Venzone, la rinascita del borgo più bello
Nel 1976 un sisma distrugge il Friuli. La sua gente si rialza e ricostruisce il patrimonio e se stessa. Il paese sul Tagliamento ne è un esempio straordinario
Roberto Copello
«A vegnarà ben il dì che il Friûl al si inacuarzarà di vei na storia, un passat, na tradision!». Verrà bene il giorno in cui il Friuli si accorgerà di avere una storia, un passato, una tradizione. Pier Paolo Pasolini aveva solo ventidue anni quando nel 1944 – mentre in Friuli comandavano i tedeschi – scrisse nella lingua della Casarsa materna questa famosa frase che suonava come un programma culturale, politico e sociale.

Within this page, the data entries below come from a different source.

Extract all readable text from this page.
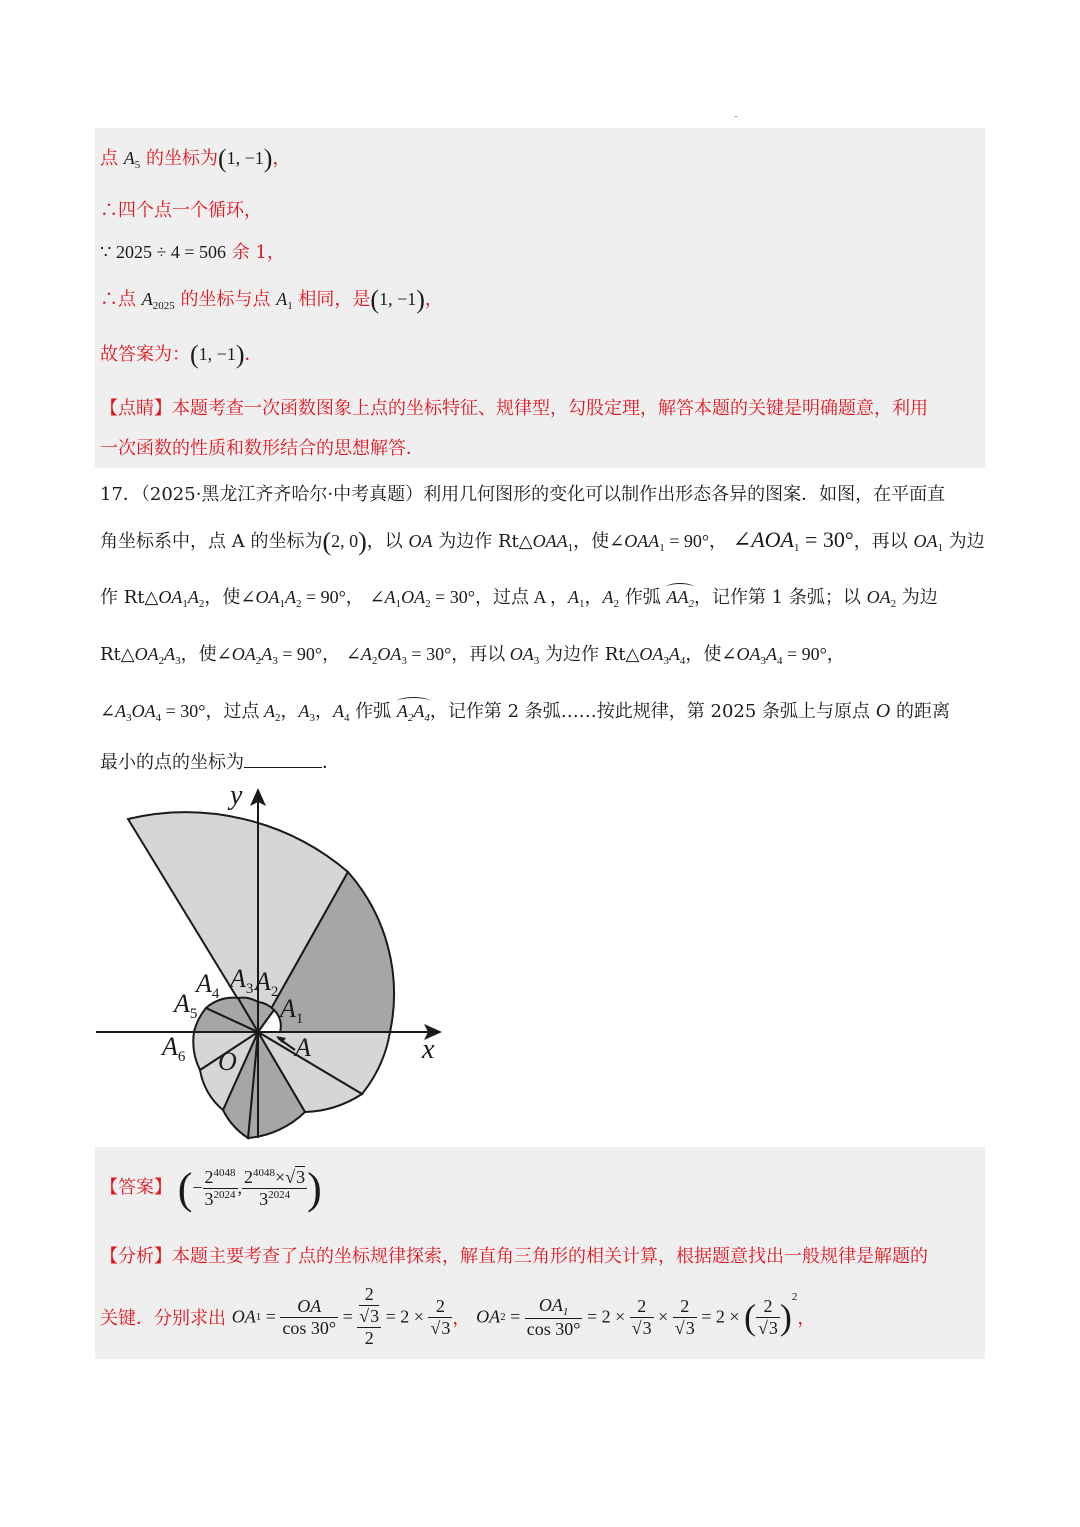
点 $A_5$ 的坐标为(1, −1)，
∴四个点一个循环，
∵ 2025 ÷ 4 = 506 余 1，
∴点 $A_{2025}$ 的坐标与点 $A_1$ 相同，是(1, −1)，
故答案为：(1, −1)．
【点睛】本题考查一次函数图象上点的坐标特征、规律型，勾股定理，解答本题的关键是明确题意，利用
一次函数的性质和数形结合的思想解答．
17．（2025·黑龙江齐齐哈尔·中考真题）利用几何图形的变化可以制作出形态各异的图案．如图，在平面直
角坐标系中，点 A 的坐标为(2, 0)，以 OA 为边作 $Rt\triangle OAA_1$，使$\angle OAA_1 = 90^\circ$， $\angle AOA_1 = 30^\circ$，再以 $OA_1$ 为边
作 $Rt\triangle OA_1A_2$，使$\angle OA_1A_2 = 90^\circ$， $\angle A_1OA_2 = 30^\circ$，过点 A ，$A_1$，$A_2$ 作弧 $AA_2$，记作第 1 条弧；以 $OA_2$ 为边
$Rt\triangle OA_2A_3$，使$\angle OA_2A_3 = 90^\circ$， $\angle A_2OA_3 = 30^\circ$，再以 $OA_3$ 为边作 $Rt\triangle OA_3A_4$，使$\angle OA_3A_4 = 90^\circ$，
$\angle A_3OA_4 = 30^\circ$，过点 $A_2$，$A_3$，$A_4$ 作弧 $A_2A_4$，记作第 2 条弧……按此规律，第 2025 条弧上与原点 O 的距离
最小的点的坐标为	．
y
x
O A
$A_1$
$A_2$
$A_3$
$A_4$
$A_5$
$A_6$
【答案】 (− $\frac{2^{4048}}{3^{2024}}$ , $\frac{2^{4048}\times√3}{3^{2024}}$ )
【分析】本题主要考查了点的坐标规律探索，解直角三角形的相关计算，根据题意找出一般规律是解题的
关键．分别求出 $OA1 = \frac{OA}{\cos 30^\circ} = 2$
√3
$2 = 2 \times \frac{2}{√3}$ ， $OA2 = \frac{OA_1}{\cos 30^\circ} = 2 \times \frac{2}{√3} \times \frac{2}{√3} = 2$ × ( $\frac{2}{√3} )^2$，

Quel giorno alla fine arrivò, ma Pasolini non fece tempo a vederlo: era morto esattamente da sei mesi e quattro giorni quando, alle ore 21 e 12 secondi di giovedì 6 maggio 1976, una scossa di magnitudo 6.5 della scala Richter si abbatté sul Friuli da Udine in su, lasciando novecentonovanta morti, quarantacinquemila senza tetto, decine di migliaia di edifici distrutti o lesionati. Fu quello il “Dies Irae pal Friûl”, come recita il titolo della raccolta poetica in lingua friulana forse più diffusa di ogni tempo (la compose Alberto Picotti, partigiano, scrittore e ambasciatore itinerante dell’Ente Friuli nel Mondo). Ma fu quello anche il giorno in cui gli italiani scoprirono i friulani, e i friulani scoprirono se stessi. Gli italiani si avvidero di un popolo che – come fu detto – al secondo giorno già aveva smesso di piangere e s’era rimboccato le maniche. I friulani, per parte loro, presero coscienza di avere un patrimonio di cultura e di arte che, senza che lo sapessero, aveva plasmato la loro identità. E ancor più se ne resero conto quando altre potenti scosse, due l’11 settembre e due il 15, ancorché meno letali inflissero tuttavia danni terribili al patrimonio storico e artistico regionale. Per un attimo sembrò vacillare anche una roccia come l’arcivescovo di Udine, Alfredo Battisti, il presule veneto che aveva sposato la causa del friulano come lingua liturgica: «Il terremoto del 6 maggio ha demolito il Friuli; quello di settembre ha demolito i friulani. Il primo ha distrutto le case ma ha lasciato la speranza; il secondo sembra aver intaccato anche la speranza». Fu tuttavia lui, che per tutti è rimasto “il vescovo del terremoto”, a definire le priorità con una frase divenuta lo slogan della ricostruzione: «Prima le fabbriche, poi le case, poi le chiese».